Salient Instance Segmentation with Region and Box-level Annotations

19 Aug 2020  ·  Jialun Pei, He Tang, Tianyang Cheng, Chuanbo Chen ·

Salient instance segmentation is a new challenging task that received widespread attention in the saliency detection area. The new generation of saliency detection provides a strong theoretical and technical basis for video surveillance. Due to the limited scale of the existing dataset and the high mask annotations cost, plenty of supervision source is urgently needed to train a well-performing salient instance model. In this paper, we aim to train a novel salient instance segmentation framework by an inexact supervision without resorting to laborious labeling. To this end, we present a cyclic global context salient instance segmentation network (CGCNet), which is supervised by the combination of salient regions and bounding boxes from the ready-made salient object detection datasets.
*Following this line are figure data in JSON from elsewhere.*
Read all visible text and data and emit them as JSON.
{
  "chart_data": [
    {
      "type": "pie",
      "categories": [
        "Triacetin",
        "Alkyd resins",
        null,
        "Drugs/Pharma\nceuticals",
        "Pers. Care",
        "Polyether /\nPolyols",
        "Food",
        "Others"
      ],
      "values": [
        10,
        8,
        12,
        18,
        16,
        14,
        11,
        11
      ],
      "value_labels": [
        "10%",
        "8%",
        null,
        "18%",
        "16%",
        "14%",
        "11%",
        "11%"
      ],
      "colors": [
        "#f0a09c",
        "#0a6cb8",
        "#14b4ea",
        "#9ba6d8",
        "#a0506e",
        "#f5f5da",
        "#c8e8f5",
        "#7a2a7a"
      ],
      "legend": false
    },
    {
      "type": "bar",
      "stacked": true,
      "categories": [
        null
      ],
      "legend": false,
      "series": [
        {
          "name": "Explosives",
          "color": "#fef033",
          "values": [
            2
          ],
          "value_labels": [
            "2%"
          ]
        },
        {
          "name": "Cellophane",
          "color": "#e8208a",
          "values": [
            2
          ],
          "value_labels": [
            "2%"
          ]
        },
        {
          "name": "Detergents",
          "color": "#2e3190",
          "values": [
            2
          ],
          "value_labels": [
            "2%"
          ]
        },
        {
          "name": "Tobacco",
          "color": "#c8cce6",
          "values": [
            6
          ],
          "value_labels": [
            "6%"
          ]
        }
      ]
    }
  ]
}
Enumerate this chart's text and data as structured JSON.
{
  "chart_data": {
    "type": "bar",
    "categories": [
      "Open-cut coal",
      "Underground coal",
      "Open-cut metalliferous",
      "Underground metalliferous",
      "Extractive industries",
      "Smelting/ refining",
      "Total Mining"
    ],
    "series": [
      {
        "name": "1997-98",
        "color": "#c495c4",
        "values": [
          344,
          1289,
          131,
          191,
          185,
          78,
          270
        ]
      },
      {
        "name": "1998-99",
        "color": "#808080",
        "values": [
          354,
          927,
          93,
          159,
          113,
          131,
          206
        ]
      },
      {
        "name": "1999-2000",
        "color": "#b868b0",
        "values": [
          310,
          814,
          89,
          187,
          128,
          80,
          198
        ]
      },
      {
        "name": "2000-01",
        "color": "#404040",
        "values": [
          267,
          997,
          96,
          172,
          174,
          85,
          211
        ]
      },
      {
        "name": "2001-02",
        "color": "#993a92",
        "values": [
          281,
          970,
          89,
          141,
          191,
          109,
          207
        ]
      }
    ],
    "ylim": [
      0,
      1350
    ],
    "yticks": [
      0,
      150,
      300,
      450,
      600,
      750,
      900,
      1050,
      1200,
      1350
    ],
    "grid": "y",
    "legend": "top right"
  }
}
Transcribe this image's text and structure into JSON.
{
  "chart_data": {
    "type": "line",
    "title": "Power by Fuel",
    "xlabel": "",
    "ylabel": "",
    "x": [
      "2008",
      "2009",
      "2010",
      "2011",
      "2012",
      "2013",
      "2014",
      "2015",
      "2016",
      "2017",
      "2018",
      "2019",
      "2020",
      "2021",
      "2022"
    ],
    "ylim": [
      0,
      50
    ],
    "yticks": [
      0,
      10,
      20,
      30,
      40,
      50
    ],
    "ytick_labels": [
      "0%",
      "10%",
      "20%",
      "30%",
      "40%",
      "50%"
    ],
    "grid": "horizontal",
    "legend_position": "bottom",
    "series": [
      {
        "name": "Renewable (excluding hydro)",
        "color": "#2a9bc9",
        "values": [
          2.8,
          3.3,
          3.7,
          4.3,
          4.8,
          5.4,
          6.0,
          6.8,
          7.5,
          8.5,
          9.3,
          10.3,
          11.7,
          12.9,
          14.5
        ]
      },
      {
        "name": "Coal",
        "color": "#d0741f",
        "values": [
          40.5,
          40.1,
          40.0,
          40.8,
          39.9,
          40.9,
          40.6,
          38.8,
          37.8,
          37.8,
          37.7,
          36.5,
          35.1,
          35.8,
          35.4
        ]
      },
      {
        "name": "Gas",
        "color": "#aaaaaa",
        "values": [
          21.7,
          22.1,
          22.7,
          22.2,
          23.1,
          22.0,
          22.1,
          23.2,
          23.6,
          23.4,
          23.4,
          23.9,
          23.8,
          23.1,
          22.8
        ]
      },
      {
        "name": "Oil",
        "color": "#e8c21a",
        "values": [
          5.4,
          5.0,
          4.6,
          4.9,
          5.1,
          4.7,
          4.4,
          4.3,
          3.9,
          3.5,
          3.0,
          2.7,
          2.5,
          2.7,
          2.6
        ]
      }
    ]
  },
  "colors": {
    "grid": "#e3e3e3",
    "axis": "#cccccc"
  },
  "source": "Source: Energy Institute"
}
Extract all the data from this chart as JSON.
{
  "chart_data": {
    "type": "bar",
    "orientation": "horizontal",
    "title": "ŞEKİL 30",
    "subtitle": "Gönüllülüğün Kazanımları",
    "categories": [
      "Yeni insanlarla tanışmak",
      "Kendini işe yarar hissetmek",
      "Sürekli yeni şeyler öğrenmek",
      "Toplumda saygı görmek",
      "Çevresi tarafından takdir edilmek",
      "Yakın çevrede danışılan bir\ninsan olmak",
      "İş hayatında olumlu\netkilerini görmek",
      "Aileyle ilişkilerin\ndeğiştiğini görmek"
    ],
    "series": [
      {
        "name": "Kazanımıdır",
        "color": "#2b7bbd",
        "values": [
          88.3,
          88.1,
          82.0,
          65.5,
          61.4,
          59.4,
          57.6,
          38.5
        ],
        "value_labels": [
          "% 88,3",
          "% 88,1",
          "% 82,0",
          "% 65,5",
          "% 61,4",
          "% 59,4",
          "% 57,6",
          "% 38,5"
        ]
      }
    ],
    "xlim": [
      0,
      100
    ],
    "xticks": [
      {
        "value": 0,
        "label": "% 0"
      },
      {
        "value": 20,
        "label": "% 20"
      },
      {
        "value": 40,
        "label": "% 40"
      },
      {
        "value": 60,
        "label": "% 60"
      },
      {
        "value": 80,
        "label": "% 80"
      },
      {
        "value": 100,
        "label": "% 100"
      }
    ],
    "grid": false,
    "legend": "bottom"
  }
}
To locate salient instance more accurately, a global feature refining layer is proposed that dilates the features of the region of interest (ROI) to the global context in a scene. Meanwhile, a labeling updating scheme is embedded in the proposed framework to update the coarse-grained labels for next iteration. Experiment results demonstrate that the proposed end-to-end framework trained by inexact supervised annotations can be competitive to the existing fully supervised salient instance segmentation methods. Without bells and whistles, our proposed method achieves a mask AP of 58.3% in the test set of Dataset1K that outperforms the mainstream state-of-the-art methods.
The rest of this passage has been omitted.